1) For a historical accounting of how long it takes the social order to fall apart, we need look no father than the 1987 documentary Escape from New York. When Manhattan was closed off into a maximum security prison after the crime rate had risen 400%, it took years for the social order to break down and rebuild itself under the aegis of a themed gang led by Isaac Hayes. However, Infamous is on an accelerated timeline. After a cataclysmic event, society falls apart and rebuilds around themed gangs within a few days. A massive junk skyscraper is erected almost instantaneously, which just goes to show how much you can get done without unions. Various supervillains with fiendish plots spring up within a week. Plagues and mind control toxins and government conspiracies and sidekick betrayals and sidekick redemptions all happen in the first fortnight. And the whole thing is wrapped up in three weeks. New Orleans should be so lucky.

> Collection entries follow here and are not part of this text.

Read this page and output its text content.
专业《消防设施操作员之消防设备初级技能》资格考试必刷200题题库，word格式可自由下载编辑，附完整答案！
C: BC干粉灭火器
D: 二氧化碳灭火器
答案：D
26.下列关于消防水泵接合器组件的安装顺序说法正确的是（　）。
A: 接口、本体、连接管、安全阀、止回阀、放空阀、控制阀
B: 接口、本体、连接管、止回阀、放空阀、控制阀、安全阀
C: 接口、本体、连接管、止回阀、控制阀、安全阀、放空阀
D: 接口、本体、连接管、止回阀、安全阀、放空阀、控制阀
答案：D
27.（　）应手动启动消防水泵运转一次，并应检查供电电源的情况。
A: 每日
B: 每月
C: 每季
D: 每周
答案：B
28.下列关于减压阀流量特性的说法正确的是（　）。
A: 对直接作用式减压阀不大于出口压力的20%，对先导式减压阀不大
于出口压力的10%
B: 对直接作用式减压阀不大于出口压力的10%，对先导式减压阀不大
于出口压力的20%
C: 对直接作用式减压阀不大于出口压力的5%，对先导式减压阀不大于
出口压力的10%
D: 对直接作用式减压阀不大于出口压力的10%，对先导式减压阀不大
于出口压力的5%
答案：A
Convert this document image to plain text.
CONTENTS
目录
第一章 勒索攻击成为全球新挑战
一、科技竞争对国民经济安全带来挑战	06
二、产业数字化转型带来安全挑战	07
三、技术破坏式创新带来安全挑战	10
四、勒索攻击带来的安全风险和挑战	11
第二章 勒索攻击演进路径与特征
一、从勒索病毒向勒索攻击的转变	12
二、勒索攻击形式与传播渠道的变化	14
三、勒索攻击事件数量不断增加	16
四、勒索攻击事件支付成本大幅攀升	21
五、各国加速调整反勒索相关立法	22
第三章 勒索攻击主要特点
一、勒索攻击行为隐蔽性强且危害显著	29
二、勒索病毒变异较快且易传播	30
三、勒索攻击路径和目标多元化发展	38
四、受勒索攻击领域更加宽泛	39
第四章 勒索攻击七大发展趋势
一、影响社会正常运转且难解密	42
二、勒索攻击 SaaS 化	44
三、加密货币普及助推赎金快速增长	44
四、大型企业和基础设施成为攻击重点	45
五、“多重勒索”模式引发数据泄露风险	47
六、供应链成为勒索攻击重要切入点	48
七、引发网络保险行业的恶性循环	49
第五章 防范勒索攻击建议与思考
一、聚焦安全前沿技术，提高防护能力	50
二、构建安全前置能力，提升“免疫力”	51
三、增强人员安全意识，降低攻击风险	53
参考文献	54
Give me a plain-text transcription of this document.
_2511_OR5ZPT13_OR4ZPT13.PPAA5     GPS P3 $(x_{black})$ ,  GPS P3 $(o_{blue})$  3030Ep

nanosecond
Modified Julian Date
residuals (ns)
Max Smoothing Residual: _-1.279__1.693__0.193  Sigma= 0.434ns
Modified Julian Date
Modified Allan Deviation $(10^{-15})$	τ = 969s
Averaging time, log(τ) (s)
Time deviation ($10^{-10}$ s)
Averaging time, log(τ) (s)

1a) With perhaps three exceptions, the missions are on par with what you'd expect in a throwaway GTA clone with a Spider-Man or Hulk license. The same is true with how you interact with and affect the city, which is peppered with meaningless side missions that do little more than satisfy completionists while leaving the rest of us unimpressed. Sometimes Coll uses his electric power to literally herd shuffling compliant bad guys from point A to point B. These sheepdog missions are the silliest thing you'll do in Infamous, short of sitting through the comic book cut scenes.
1b) Part of the appeal of an open-world game is navigating the world, but there should be shortcuts for long distances. Infamous doesn't do a good job of providing this, which isn't a big deal. For short distances, you can grind elevated rails or power lines. But then the last third of the game comes along and you've got to traipse back and forth across the city. Oh, and in case you're wondering why Cull can't ride in cars, there's a bit of throwaway exposition about this early on; if he sits in a car, it explodes.
1c) It's a shame a game with this much potential has such an insultingly bad story. The guys at Sucker Punch have left behind the kiddie vibe of their excellent Sly Cooper games, but they haven't left behind the cartoon superficiality. The plot of Infamous makes zero sense, even after the laughably bad resolution. There isn't a single likable character here. The villains just seem to appear from time to time. Sometimes you fight them in a bad boss battle. Sometimes the game seems to simply forget about them.. And the dialogue is uniformly horrible, from the growling hero to the funny [sic] sidekick to the conflicted romantic interest to the villain who suddenly appears at some point as if the game almost forgot it needed a villain. In fact, one character whose significance isn't clear unless you bother digging up B-side audio recordings scattered around the city is randomly blown up at the end of the game. Infamous may very well be one of the worst written big-budget games since Too Human.